According to the Köppen climate classification system, Haycock Twp has a Hot-summer, Humid continental climate (Dfa). Dfa climates are characterized by at least one month having an average mean temperature ≤ 32.0 °F, at least four months with an average mean temperature ≥ 50.0 °F, at least one month with an average mean temperature ≥ 71.6 °F and no significant precipitation difference between seasons. Although most summer days are slightly humid in Haycock Twp, episodes of heat and high humidity can occur with heat index values > 104 °F. Since 1981, the highest air temperature was 101.4 °F on 07/22/2011, and the highest daily average mean dew point was 73.9 °F on 08/12/2016. The average wettest month is July which corresponds with the annual peak in thunderstorm activity. Since 1981, the wettest calendar day was 6.64 in on 08/27/2011. During the winter months, the average annual extreme minimum air temperature is -3.6 °F. Since 1981, the coldest air temperature was -13.9 °F on 01/22/1984. Episodes of extreme cold and wind can occur with wind chill values < -15 °F. The average annual snowfall (Nov-Apr) is between 30 in and 36 in. Ice storms and large snowstorms depositing ≥ 12 in of snow occur once every few years, particularly during nor’easters from December through February.

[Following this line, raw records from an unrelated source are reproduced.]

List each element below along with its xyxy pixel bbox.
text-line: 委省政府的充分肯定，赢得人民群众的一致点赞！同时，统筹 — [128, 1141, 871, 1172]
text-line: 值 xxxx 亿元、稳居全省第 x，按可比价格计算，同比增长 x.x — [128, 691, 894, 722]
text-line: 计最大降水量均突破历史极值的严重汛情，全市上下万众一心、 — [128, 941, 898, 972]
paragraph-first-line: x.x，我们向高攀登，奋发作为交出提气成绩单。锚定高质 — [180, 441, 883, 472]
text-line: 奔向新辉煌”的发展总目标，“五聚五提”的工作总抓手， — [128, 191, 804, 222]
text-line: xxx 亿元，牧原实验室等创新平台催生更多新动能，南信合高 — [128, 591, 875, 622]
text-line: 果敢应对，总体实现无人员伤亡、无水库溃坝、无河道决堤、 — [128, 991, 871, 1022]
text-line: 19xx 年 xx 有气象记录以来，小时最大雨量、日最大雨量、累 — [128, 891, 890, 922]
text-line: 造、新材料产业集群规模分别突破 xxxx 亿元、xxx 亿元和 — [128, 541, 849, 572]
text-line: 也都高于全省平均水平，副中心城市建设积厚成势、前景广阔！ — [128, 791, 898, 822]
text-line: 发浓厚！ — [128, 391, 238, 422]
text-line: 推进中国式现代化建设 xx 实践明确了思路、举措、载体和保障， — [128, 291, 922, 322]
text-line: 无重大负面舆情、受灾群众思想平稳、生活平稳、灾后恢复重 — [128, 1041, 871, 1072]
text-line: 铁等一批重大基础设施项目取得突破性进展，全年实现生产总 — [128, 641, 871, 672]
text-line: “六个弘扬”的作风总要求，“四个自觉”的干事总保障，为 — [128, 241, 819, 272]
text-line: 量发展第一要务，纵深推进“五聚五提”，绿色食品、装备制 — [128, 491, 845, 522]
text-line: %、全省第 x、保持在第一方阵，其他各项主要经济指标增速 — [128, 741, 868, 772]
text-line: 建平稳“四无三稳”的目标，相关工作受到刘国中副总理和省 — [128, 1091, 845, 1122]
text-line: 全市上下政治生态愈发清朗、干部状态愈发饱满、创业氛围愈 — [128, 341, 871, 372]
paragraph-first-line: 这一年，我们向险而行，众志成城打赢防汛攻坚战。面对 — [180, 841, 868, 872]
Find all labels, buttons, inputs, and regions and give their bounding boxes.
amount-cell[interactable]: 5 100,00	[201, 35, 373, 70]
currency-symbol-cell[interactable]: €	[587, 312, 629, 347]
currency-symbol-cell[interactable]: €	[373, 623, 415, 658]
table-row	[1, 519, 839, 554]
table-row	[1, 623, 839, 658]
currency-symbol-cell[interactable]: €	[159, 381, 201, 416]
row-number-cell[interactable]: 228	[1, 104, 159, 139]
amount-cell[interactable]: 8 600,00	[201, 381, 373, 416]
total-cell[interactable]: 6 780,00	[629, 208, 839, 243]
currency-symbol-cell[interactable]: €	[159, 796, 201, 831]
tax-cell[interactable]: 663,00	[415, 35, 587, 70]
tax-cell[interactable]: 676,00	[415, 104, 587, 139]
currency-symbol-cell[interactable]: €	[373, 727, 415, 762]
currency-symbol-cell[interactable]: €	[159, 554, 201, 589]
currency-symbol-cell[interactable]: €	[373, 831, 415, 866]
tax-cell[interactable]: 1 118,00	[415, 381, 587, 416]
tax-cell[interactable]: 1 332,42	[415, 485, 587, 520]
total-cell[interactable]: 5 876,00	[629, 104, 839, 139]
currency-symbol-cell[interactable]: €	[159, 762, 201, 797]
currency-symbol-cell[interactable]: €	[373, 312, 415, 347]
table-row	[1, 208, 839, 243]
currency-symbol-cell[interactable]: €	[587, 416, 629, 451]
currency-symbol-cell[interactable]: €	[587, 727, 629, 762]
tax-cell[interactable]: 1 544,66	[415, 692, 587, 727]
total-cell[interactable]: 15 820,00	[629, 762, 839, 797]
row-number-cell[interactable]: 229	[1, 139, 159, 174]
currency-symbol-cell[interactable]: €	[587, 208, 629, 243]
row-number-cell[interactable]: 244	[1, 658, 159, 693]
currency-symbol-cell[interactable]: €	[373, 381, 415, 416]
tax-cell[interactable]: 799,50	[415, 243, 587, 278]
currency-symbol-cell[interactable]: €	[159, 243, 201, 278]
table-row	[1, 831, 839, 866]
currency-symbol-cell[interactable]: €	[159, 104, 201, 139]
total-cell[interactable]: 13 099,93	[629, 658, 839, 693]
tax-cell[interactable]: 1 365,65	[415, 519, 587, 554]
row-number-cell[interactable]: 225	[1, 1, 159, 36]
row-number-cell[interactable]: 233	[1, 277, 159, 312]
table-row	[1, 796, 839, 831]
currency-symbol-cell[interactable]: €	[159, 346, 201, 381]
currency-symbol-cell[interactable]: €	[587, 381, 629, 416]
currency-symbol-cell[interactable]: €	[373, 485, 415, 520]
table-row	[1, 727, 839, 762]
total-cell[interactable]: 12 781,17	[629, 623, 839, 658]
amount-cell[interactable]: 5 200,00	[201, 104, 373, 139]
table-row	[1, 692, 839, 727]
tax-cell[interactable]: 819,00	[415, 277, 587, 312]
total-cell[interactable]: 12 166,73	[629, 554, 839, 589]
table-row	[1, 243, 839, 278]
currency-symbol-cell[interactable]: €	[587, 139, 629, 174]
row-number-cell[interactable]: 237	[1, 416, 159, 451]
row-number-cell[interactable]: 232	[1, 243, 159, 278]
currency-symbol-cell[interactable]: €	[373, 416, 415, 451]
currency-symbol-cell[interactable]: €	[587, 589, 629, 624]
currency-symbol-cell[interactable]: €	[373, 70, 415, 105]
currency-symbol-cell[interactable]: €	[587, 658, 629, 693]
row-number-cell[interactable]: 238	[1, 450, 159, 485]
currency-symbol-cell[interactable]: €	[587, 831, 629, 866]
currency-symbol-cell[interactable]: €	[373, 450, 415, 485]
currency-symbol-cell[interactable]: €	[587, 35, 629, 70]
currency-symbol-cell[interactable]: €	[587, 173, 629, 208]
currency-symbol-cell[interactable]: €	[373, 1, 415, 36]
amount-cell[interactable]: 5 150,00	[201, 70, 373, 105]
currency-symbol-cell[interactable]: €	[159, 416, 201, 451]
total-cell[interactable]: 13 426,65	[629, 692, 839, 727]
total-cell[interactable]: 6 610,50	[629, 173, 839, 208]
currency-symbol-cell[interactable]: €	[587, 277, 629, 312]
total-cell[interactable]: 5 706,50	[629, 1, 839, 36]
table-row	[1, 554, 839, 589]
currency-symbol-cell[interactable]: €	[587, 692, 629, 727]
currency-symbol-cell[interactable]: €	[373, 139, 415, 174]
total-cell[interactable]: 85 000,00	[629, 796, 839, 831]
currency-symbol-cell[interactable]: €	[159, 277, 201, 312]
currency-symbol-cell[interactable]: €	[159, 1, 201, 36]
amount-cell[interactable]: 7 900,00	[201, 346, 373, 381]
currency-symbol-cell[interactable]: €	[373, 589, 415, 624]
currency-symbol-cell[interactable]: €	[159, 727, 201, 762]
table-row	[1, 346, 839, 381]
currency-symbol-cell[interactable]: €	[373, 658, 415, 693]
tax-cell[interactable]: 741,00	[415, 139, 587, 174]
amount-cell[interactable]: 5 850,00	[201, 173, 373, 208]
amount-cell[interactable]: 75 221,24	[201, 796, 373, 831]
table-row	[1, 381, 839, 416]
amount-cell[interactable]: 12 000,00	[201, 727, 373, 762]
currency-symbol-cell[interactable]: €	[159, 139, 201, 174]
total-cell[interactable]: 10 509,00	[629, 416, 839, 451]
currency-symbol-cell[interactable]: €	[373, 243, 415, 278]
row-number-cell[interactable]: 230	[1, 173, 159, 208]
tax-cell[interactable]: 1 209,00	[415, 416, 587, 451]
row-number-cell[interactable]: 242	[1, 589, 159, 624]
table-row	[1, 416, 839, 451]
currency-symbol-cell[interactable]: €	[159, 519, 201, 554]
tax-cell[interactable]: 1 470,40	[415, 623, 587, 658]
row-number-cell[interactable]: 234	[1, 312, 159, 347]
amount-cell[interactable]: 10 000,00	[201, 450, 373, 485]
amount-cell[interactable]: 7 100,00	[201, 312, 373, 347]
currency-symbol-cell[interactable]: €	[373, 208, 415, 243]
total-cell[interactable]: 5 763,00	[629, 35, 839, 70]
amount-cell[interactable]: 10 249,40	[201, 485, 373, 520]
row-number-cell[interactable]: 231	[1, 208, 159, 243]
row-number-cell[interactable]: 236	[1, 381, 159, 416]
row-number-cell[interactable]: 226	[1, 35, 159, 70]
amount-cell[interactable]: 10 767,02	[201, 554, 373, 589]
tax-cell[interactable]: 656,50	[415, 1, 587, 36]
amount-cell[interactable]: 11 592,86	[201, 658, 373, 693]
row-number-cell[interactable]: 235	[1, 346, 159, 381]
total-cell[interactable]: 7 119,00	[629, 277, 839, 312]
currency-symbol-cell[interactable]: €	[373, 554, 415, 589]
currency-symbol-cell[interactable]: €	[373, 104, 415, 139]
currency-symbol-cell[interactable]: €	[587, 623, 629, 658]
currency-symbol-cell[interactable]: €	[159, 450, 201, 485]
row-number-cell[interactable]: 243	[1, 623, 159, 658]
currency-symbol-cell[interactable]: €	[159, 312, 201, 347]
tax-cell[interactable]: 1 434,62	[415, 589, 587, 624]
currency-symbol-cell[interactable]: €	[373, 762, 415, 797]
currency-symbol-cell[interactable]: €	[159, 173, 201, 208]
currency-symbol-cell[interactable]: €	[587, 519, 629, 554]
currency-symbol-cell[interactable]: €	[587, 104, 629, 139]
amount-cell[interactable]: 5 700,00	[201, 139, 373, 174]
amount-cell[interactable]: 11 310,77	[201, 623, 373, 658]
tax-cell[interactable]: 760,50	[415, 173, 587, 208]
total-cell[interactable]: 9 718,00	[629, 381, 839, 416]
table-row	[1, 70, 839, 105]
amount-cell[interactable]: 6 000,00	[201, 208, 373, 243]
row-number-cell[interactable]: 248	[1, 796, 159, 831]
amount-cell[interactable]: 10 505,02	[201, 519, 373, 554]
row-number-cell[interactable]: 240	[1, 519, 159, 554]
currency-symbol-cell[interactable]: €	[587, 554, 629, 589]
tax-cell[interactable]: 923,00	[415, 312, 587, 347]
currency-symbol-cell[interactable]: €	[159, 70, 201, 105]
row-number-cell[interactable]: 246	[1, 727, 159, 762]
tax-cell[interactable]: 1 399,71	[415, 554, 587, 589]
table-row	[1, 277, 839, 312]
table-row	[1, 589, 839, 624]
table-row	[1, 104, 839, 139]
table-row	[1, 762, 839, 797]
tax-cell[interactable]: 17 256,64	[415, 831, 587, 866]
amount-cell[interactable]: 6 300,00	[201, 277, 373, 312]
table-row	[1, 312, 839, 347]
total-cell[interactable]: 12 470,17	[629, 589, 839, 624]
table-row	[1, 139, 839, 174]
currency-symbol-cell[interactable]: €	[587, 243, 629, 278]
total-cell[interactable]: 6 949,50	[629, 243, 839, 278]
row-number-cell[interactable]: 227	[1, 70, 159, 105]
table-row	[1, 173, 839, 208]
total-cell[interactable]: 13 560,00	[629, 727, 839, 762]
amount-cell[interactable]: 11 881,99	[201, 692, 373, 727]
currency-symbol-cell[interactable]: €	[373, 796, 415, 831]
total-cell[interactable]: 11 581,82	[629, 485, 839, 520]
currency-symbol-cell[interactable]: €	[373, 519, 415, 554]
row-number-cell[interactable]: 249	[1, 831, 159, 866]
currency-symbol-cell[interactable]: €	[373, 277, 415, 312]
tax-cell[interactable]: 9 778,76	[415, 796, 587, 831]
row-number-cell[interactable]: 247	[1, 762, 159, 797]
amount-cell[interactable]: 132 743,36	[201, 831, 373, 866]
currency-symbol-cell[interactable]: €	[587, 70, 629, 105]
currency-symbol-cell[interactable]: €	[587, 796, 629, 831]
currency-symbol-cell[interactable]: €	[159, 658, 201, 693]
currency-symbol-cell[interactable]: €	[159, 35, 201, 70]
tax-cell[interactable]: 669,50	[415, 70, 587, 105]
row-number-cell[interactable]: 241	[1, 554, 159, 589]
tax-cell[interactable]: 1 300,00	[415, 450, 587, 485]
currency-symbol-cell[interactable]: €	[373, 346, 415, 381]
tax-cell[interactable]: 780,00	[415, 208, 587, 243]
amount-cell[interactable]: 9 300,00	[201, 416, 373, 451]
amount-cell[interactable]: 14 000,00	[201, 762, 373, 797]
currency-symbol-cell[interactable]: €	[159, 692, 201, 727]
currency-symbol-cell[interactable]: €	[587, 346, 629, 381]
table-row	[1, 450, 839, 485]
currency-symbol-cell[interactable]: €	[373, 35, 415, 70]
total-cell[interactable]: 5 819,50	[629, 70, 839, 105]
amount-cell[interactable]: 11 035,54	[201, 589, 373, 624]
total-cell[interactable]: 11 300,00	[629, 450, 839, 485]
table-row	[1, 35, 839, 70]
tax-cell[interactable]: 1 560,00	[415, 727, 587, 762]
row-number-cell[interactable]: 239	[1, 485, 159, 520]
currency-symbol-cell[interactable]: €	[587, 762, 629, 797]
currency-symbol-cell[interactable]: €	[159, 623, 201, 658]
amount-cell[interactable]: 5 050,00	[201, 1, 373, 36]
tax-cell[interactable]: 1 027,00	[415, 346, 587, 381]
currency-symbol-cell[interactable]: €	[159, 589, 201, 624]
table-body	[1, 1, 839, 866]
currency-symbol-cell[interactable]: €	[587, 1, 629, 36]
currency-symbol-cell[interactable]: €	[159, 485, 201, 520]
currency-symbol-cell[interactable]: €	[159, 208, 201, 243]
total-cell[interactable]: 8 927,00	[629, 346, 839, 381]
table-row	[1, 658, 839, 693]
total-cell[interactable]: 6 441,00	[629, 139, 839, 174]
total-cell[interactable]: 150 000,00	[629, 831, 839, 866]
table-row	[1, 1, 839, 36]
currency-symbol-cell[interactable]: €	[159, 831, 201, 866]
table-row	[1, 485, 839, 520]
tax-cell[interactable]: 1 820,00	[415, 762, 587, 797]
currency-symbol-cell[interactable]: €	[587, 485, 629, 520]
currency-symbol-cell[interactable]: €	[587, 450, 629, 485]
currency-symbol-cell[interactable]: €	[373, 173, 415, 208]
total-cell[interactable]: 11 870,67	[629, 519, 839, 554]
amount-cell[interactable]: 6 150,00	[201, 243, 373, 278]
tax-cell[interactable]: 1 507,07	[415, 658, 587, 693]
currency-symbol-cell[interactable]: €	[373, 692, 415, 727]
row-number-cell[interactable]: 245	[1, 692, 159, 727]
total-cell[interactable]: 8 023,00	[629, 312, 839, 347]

Climate data for Haycock Twp, Elevation 574 ft (175 m), 1981-2010 normals, extremes 1981-2018
| Month | Jan | Feb | Mar | Apr | May | Jun | Jul | Aug | Sep | Oct | Nov | Dec | Year |
| Record high °F (°C) | 69.9 (21.1) | 77.7 (25.4) | 86.8 (30.4) | 93.0 (33.9) | 93.9 (34.4) | 94.5 (34.7) | 101.4 (38.6) | 98.6 (37.0) | 96.2 (35.7) | 88.9 (31.6) | 79.5 (26.4) | 73.7 (23.2) | 101.4 (38.6) |
| Mean daily maximum °F (°C) | 37.4 (3.0) | 40.9 (4.9) | 49.3 (9.6) | 61.6 (16.4) | 71.5 (21.9) | 79.8 (26.6) | 84.0 (28.9) | 82.3 (27.9) | 75.6 (24.2) | 64.3 (17.9) | 53.2 (11.8) | 41.7 (5.4) | 61.9 (16.6) |
| Daily mean °F (°C) | 28.6 (−1.9) | 31.3 (−0.4) | 39.0 (3.9) | 50.1 (10.1) | 59.9 (15.5) | 68.8 (20.4) | 73.2 (22.9) | 71.7 (22.1) | 64.3 (17.9) | 53.1 (11.7) | 43.3 (6.3) | 33.2 (0.7) | 51.5 (10.8) |
| Mean daily minimum °F (°C) | 19.9 (−6.7) | 21.8 (−5.7) | 28.7 (−1.8) | 38.6 (3.7) | 48.3 (9.1) | 57.8 (14.3) | 62.5 (16.9) | 61.0 (16.1) | 53.1 (11.7) | 42.0 (5.6) | 33.5 (0.8) | 24.8 (−4.0) | 41.1 (5.1) |
| Record low °F (°C) | −13.9 (−25.5) | −6.5 (−21.4) | 0.9 (−17.3) | 15.9 (−8.9) | 31.5 (−0.3) | 39.4 (4.1) | 45.4 (7.4) | 40.3 (4.6) | 33.8 (1.0) | 22.7 (−5.2) | 9.8 (−12.3) | −3.4 (−19.7) | −13.9 (−25.5) |
| Average precipitation inches (mm) | 3.53 (90) | 2.88 (73) | 3.74 (95) | 4.23 (107) | 4.27 (108) | 4.35 (110) | 5.06 (129) | 4.08 (104) | 4.49 (114) | 4.52 (115) | 3.82 (97) | 4.17 (106) | 49.14 (1,248) |
| Average relative humidity (%) | 68.7 | 65.3 | 60.8 | 59.2 | 63.5 | 70.0 | 69.9 | 72.3 | 73.4 | 71.4 | 70.4 | 70.7 | 68.0 |
| Average dew point °F (°C) | 19.6 (−6.9) | 21.0 (−6.1) | 26.6 (−3.0) | 36.4 (2.4) | 47.5 (8.6) | 58.6 (14.8) | 62.8 (17.1) | 62.3 (16.8) | 55.6 (13.1) | 44.1 (6.7) | 34.3 (1.3) | 24.7 (−4.1) | 41.2 (5.1) |
Source: PRISM

==Ecology==

According to the A. W. Kuchler U.S. potential natural vegetation types, Haycock Twp would have a dominant vegetation type of Appalachian Oak (104) with a dominant vegetation form of Eastern Hardwood Forest (25). The plant hardiness zone is 6b with an average annual extreme minimum air temperature of -3.6 °F. The spring bloom typically begins by April 15 and fall color usually peaks by October 26.